Skovgaard, I.M. (1996) An explicit large-deviation approximation to one-parameter tests. Bernoulli, 2, 145–165.

Examples

# Approximating the conditional likelihood for logistic regression
# Let us define the various functions	
# Log likelihood for logistic regression
loglik.logit<- function(theta, data) 
{
  y <- data$y
  den <- data$den
  X <- data$X
  eta <- X %*% theta
  p <- plogis(eta)
  l <- sum(y * log(p) + (den - y) * log(1-p))
  return(l)
}
# Score function
grad.logit<- function(theta, data) 
{
  y <- data$y
  den <- data$den
  X <- data$X
  eta <- X %*% theta
  p <- plogis(eta)
  out <- t(y - p * den) %*% X
  return(drop(out))
}
# Data generator
gendat.logit<- function(theta, data)
{
  X <- data$X
  eta <- X %*% theta
  p <- plogis(eta)
  out <- data
  out$y <- rbinom(length(data$y), size = data$den, prob = p)
  return(out) 
}		
# Famous crying babies data
data(babies)	
mod.glm <- glm(formula = cbind(r1, r2) ~ day + lull - 1, family = binomial, 
               data = babies)
data.obj <- list(y = babies$r1, den = babies$r1 + babies$r2, 
                 X = model.matrix(mod.glm))	

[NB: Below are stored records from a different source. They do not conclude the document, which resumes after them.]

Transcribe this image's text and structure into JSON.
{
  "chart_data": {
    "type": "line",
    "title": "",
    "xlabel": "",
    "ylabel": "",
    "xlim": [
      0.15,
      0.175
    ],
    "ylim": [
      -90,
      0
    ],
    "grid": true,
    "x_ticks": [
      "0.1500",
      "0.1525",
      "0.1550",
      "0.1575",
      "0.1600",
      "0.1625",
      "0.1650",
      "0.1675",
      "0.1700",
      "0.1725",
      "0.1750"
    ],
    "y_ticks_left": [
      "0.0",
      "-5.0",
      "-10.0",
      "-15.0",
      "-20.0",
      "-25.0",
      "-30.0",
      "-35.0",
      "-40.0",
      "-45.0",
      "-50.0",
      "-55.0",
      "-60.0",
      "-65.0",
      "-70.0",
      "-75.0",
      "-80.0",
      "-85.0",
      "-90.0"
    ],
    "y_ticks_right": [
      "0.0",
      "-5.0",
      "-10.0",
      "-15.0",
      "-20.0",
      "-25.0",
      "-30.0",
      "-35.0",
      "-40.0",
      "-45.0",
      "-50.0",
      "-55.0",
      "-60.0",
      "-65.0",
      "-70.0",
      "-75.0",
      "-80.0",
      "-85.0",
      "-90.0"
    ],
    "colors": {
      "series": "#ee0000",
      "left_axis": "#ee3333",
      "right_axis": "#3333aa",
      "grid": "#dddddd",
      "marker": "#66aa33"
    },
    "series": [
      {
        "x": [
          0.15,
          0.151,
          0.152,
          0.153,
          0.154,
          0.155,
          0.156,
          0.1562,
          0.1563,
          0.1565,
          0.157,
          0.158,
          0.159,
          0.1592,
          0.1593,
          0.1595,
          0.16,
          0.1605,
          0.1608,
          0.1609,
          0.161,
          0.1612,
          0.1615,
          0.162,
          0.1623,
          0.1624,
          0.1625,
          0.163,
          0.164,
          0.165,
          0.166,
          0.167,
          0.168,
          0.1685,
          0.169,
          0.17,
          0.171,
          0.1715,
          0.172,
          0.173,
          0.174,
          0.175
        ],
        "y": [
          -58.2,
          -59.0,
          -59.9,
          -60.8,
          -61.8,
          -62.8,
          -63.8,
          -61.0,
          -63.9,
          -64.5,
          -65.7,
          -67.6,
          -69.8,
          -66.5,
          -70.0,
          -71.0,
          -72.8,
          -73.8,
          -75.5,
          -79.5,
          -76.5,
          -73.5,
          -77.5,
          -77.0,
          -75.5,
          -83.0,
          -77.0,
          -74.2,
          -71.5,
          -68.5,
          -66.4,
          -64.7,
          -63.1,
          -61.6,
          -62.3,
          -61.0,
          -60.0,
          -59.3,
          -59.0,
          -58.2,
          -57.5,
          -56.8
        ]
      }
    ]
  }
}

# Numerical optimization of profile and modified profile log likelihoods
max.prof <- nlminb(0, logPL, data=data.obj, thetainit=coef(mod.glm), 
                  floglik=loglik.logit, fscore=grad.logit, indpsi=19, minus=TRUE, trace=FALSE)
max.mpl <- nlminb(0, logMPL, data=data.obj, mle=coef(mod.glm), 
                  floglik=loglik.logit, fscore=grad.logit, datagen=gendat.logit,
                  indpsi=19, R=50, seed=2020, minus=TRUE, trace=FALSE)
c(max.prof$par, max.mpl$par)                 
# We can plot the profile likelihood and the modified profile likelihood
# R=50 suffices for the modified profile likelihood as the model is a full exp. family
psi.vals <- seq(-0.3, 3.7, l=20)
obj.prof <- sapply(psi.vals, logPL, data=data.obj, thetainit=coef(mod.glm), 
                floglik=loglik.logit, fscore=grad.logit, indpsi=19, trace=FALSE)
obj.mpl <- sapply(psi.vals, logMPL, data=data.obj, mle=coef(mod.glm), 
                floglik=loglik.logit, fscore=grad.logit, datagen=gendat.logit,
                indpsi=19, trace=FALSE, R=50, seed=2020)
par(pch="s")
plot(psi.vals, obj.prof - max(obj.prof), type="l", xlab=expression(psi), 
     ylab="log likelihood", lwd=2, las=1)
lines(psi.vals, obj.mpl - max(obj.mpl), col="red", lwd=2)
legend("topright", col=c(1, 2), lty=1, lwd=2, legend=c("Profile","MPL"), bty="n")